何やら複雑な表情で起き上がった息子の肩を抱き寄せ、ジャコモは優しく訊ねた。
「まだ好きなの?」
「……」
レオは顔を赤くして、艶やかな睫毛を震わせた。普段はどこか物憂げな瞳が、熱を帯びて潤んでいる。駆け引きもごまかしも知らぬ、ジャコモにとっては遠い昔のような若い愛だった。

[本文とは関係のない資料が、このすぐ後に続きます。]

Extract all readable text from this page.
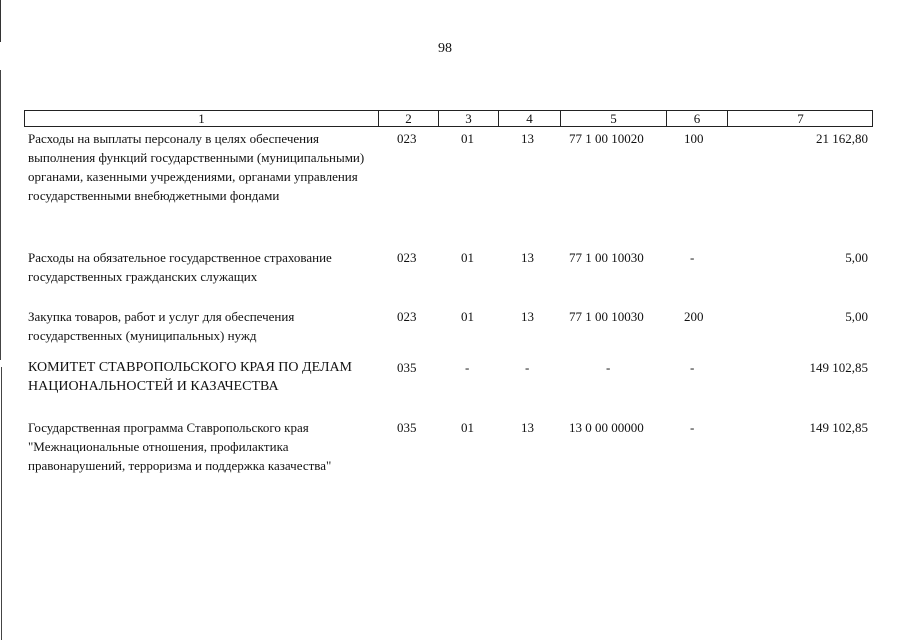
98
1	2	3	4	5	6	7
Расходы на выплаты персоналу в целях обеспечения выполнения функций государственными (муниципальными) органами, казенными учреждениями, органами управления государственными внебюджетными фондами
023	01	13	77 1 00 10020	100	21 162,80
Расходы на обязательное государственное страхование государственных гражданских служащих
023	01	13	77 1 00 10030	-	5,00
Закупка товаров, работ и услуг для обеспечения государственных (муниципальных) нужд
023	01	13	77 1 00 10030	200	5,00
КОМИТЕТ СТАВРОПОЛЬСКОГО КРАЯ ПО ДЕЛАМ НАЦИОНАЛЬНОСТЕЙ И КАЗАЧЕСТВА
035	-	-	-	-	149 102,85
Государственная программа Ставропольского края "Межнациональные отношения, профилактика правонарушений, терроризма и поддержка казачества"
035	01	13	13 0 00 00000	-	149 102,85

「あ~、レオ……お前は知らないだろうけど、お嬢様は今……」
「知ってる。尼僧だろ」
レオがむっつりと父を遮った。父がそれを知っていることの方がよほど驚きである。
「あ、じゃあ、経緯も知ってる?」
「経緯?」
レオは胡乱な目で父を見上げた。ジェルソミーナは尼僧になりたかったから尼僧になったのではないのか。

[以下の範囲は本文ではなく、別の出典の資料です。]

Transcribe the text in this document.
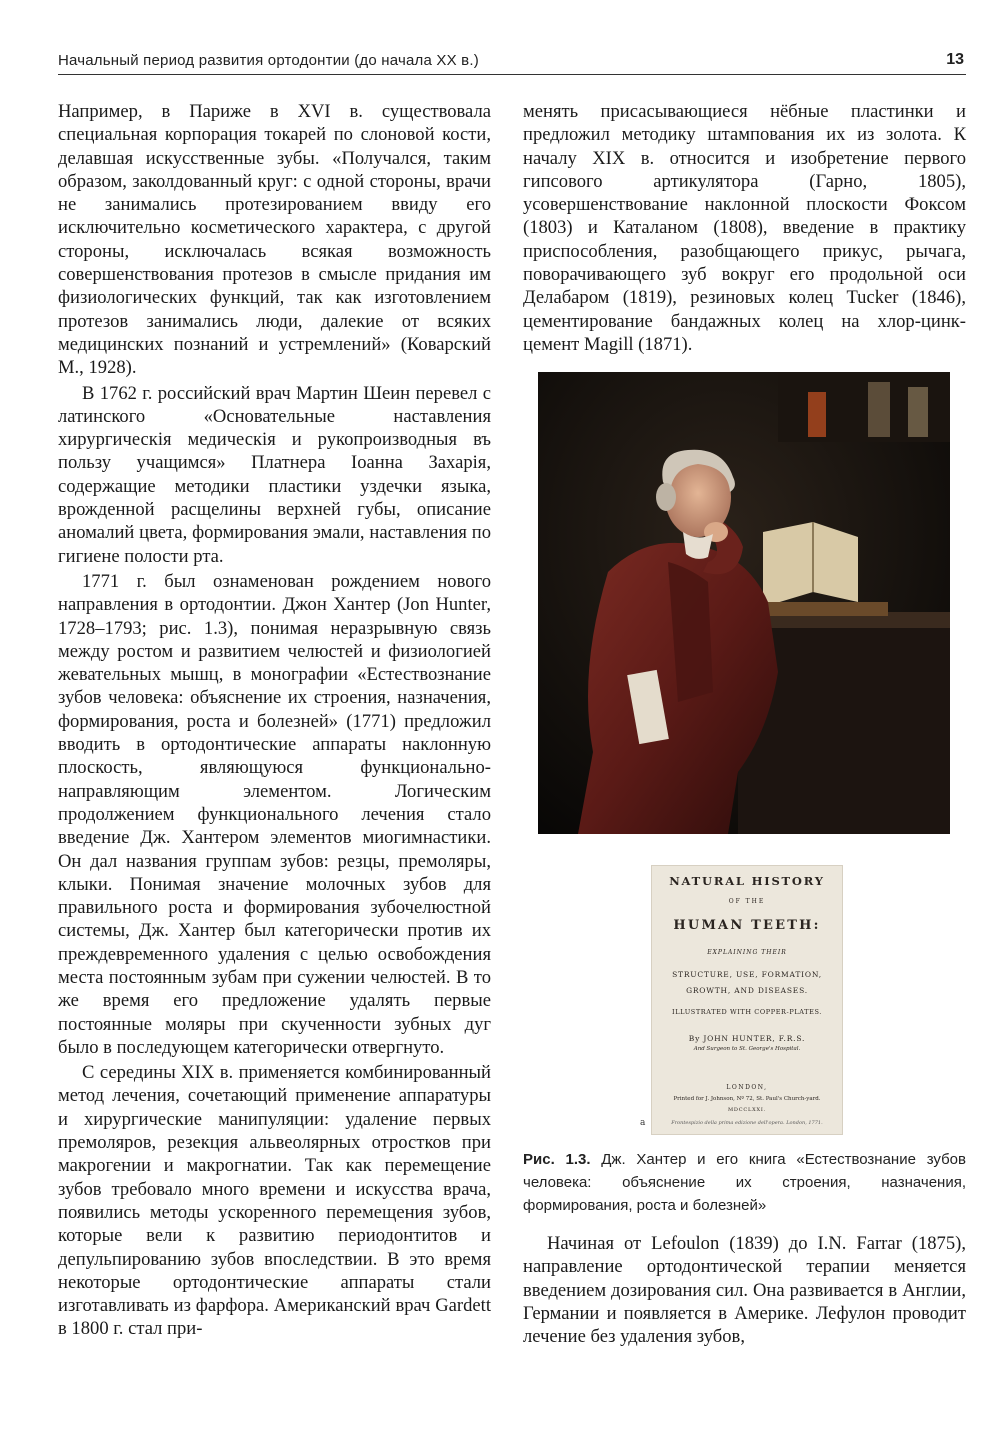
Начальный период развития ортодонтии (до начала XX в.)	13

Например, в Париже в XVI в. существовала специальная корпорация токарей по слоновой кости, делавшая искусственные зубы. «Получался, таким образом, заколдованный круг: с одной стороны, врачи не занимались протезированием ввиду его исключительно косметического характера, с другой стороны, исключалась всякая возможность совершенствования протезов в смысле придания им физиологических функций, так как изготовлением протезов занимались люди, далекие от всяких медицинских познаний и устремлений» (Коварский М., 1928).

В 1762 г. российский врач Мартин Шеин перевел с латинского «Основательные наставления хирургическія медическія и рукопроизводныя въ пользу учащимся» Платнера Іоанна Захарія, содержащие методики пластики уздечки языка, врожденной расщелины верхней губы, описание аномалий цвета, формирования эмали, наставления по гигиене полости рта.

1771 г. был ознаменован рождением нового направления в ортодонтии. Джон Хантер (Jon Hunter, 1728–1793; рис. 1.3), понимая неразрывную связь между ростом и развитием челюстей и физиологией жевательных мышц, в монографии «Естествознание зубов человека: объяснение их строения, назначения, формирования, роста и болезней» (1771) предложил вводить в ортодонтические аппараты наклонную плоскость, являющуюся функционально-направляющим элементом. Логическим продолжением функционального лечения стало введение Дж. Хантером элементов миогимнастики. Он дал названия группам зубов: резцы, премоляры, клыки. Понимая значение молочных зубов для правильного роста и формирования зубочелюстной системы, Дж. Хантер был категорически против их преждевременного удаления с целью освобождения места постоянным зубам при сужении челюстей. В то же время его предложение удалять первые постоянные моляры при скученности зубных дуг было в последующем категорически отвергнуто.

С середины XIX в. применяется комбинированный метод лечения, сочетающий применение аппаратуры и хирургические манипуляции: удаление первых премоляров, резекция альвеолярных отростков при макрогении и макрогнатии. Так как перемещение зубов требовало много времени и искусства врача, появились методы ускоренного перемещения зубов, которые вели к развитию периодонтитов и депульпированию зубов впоследствии. В это время некоторые ортодонтические аппараты стали изготавливать из фарфора. Американский врач Gardett в 1800 г. стал при-

менять присасывающиеся нёбные пластинки и предложил методику штампования их из золота. К началу XIX в. относится и изобретение первого гипсового артикулятора (Гарно, 1805), усовершенствование наклонной плоскости Фоксом (1803) и Каталаном (1808), введение в практику приспособления, разобщающего прикус, рычага, поворачивающего зуб вокруг его продольной оси Делабаром (1819), резиновых колец Tucker (1846), цементирование бандажных колец на хлор-цинк-цемент Magill (1871).

NATURAL HISTORY
OF THE
HUMAN TEETH:
EXPLAINING THEIR
STRUCTURE, USE, FORMATION,
GROWTH, AND DISEASES.
ILLUSTRATED WITH COPPER-PLATES.
By JOHN HUNTER, F.R.S.
And Surgeon to St. George's Hospital.
LONDON,
Printed for J. Johnson, Nº 72, St. Paul's Church-yard.
MDCCLXXI.
Frontespizio della prima edizione dell'opera. London, 1771.
a
Рис. 1.3. Дж. Хантер и его книга «Естествознание зубов человека: объяснение их строения, назначения, формирования, роста и болезней»

Начиная от Lefoulon (1839) до I.N. Farrar (1875), направление ортодонтической терапии меняется введением дозирования сил. Она развивается в Англии, Германии и появляется в Америке. Лефулон проводит лечение без удаления зубов,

レオの視線を受け、ジャコモは苦悩する芸術家のようにぐっと眉を寄せた。
「あぁあ……俺、説明苦手……ちょっとシルヴィオさん呼んでくるから待っ……」
「要らない。いいから説明して」
レオはしっかりとジャコモの服をつかんで離さなかった。
「あー……お嬢様には、婚約者がいて……」
婚約者!
のっけから耳を塞ぎたくなるような言葉が出てきた。
「それで、え~、そいつが取り巻きたちの前で、お嬢様を侮辱して……」
「何だって⁉」
完璧な紳士に育っているレオには、俄かには信じられなかった。
体面がすべての貴族社会で何故そんなことをしたのか、あんなにも素晴らしいジェルソミーナのどこに侮辱できる要素があったのか、ジェルソミーナはその馬鹿のことを少しは好きだったのか、汲めども尽きぬ泉のように、疑問が後から後からあふれ出る。

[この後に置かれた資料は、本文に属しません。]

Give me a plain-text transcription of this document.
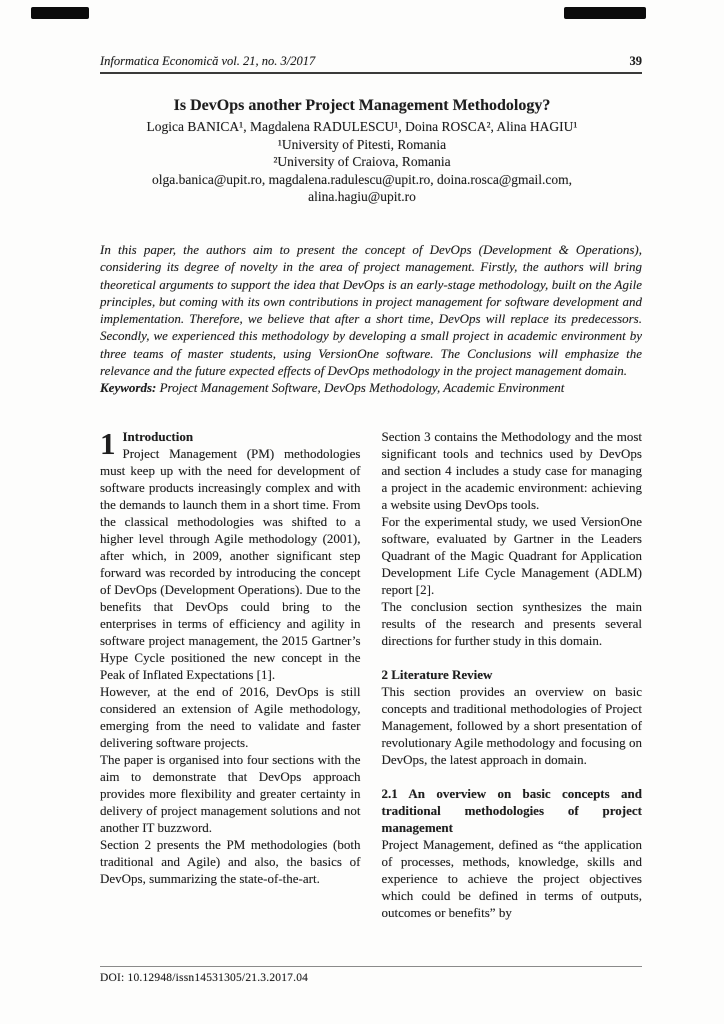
Informatica Economică vol. 21, no. 3/2017	39
Is DevOps another Project Management Methodology?
Logica BANICA¹, Magdalena RADULESCU¹, Doina ROSCA², Alina HAGIU¹
¹University of Pitesti, Romania
²University of Craiova, Romania
olga.banica@upit.ro, magdalena.radulescu@upit.ro, doina.rosca@gmail.com,
alina.hagiu@upit.ro

In this paper, the authors aim to present the concept of DevOps (Development & Operations), considering its degree of novelty in the area of project management. Firstly, the authors will bring theoretical arguments to support the idea that DevOps is an early-stage methodology, built on the Agile principles, but coming with its own contributions in project management for software development and implementation. Therefore, we believe that after a short time, DevOps will replace its predecessors. Secondly, we experienced this methodology by developing a small project in academic environment by three teams of master students, using VersionOne software. The Conclusions will emphasize the relevance and the future expected effects of DevOps methodology in the project management domain.

Keywords: Project Management Software, DevOps Methodology, Academic Environment

1 Introduction
Project Management (PM) methodologies must keep up with the need for development of software products increasingly complex and with the demands to launch them in a short time. From the classical methodologies was shifted to a higher level through Agile methodology (2001), after which, in 2009, another significant step forward was recorded by introducing the concept of DevOps (Development Operations). Due to the benefits that DevOps could bring to the enterprises in terms of efficiency and agility in software project management, the 2015 Gartner’s Hype Cycle positioned the new concept in the Peak of Inflated Expectations [1].

However, at the end of 2016, DevOps is still considered an extension of Agile methodology, emerging from the need to validate and faster delivering software projects.

The paper is organised into four sections with the aim to demonstrate that DevOps approach provides more flexibility and greater certainty in delivery of project management solutions and not another IT buzzword.

Section 2 presents the PM methodologies (both traditional and Agile) and also, the basics of DevOps, summarizing the state-of-the-art.

Section 3 contains the Methodology and the most significant tools and technics used by DevOps and section 4 includes a study case for managing a project in the academic environment: achieving a website using DevOps tools.

For the experimental study, we used VersionOne software, evaluated by Gartner in the Leaders Quadrant of the Magic Quadrant for Application Development Life Cycle Management (ADLM) report [2].

The conclusion section synthesizes the main results of the research and presents several directions for further study in this domain.

2 Literature Review

This section provides an overview on basic concepts and traditional methodologies of Project Management, followed by a short presentation of revolutionary Agile methodology and focusing on DevOps, the latest approach in domain.

2.1 An overview on basic concepts and traditional methodologies of project management

Project Management, defined as “the application of processes, methods, knowledge, skills and experience to achieve the project objectives which could be defined in terms of outputs, outcomes or benefits” by

DOI: 10.12948/issn14531305/21.3.2017.04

「お嬢様は夜の闇に紛れ、その日のうちに修道院入りしたという」
なんで急に文章みたいな喋り方になったのか。
「父さんが何故そんなことを知ってるの」
「ヴェネツィア中の噂だったからなぁ……」
成程。面白おかしく新聞にでも書かれたのか。噂好きな暇人たちに、恰好のネタを提供したという訳か。
「そいつはジェルソミーナに何て言ったの」
「それは分からないけど……何か、すげえひどいことらしい」
「へえ……」
レオの瞳孔が針のように細くなった。
「あ、こら。待……」
レオの背後であばら家の壁がみしりと嫌な音を立てる。
「レオ、分かるけど」
見た目だけは儚げな魔物の、癖のない漆黒の髪をジャコモは宥めるように優しく撫でた。
「落ち着けよ。家が壊れたら困るのはお前だろ? 大体、お嬢様がそんな男と結婚しなくてよかったじゃないか」
「そんなの当たり前だ!」
ジャコモに大人しく撫でられながら、レオの優しい灰色の瞳は怒りに燃えて、街ひとつ焼き尽くさねば気が済まない。
「レオ」
ジャコモは怯む様子も見せず、荒ぶる魔性の頬をふにっとつまんだ。
「何すん――」
「いいから、お前はさっさとお嬢様を奪い返してこい」
ジャコモの理屈では、こういう時にヴェネツィア男がすべきことはひとつだった。
「神様からな」
レオが呆けたようにジャコモを見上げた。
「うん……」
そう言って、ジャコモの膝にころりと頭を乗せたレオの髪を、ジャコモは黙って撫でてやった。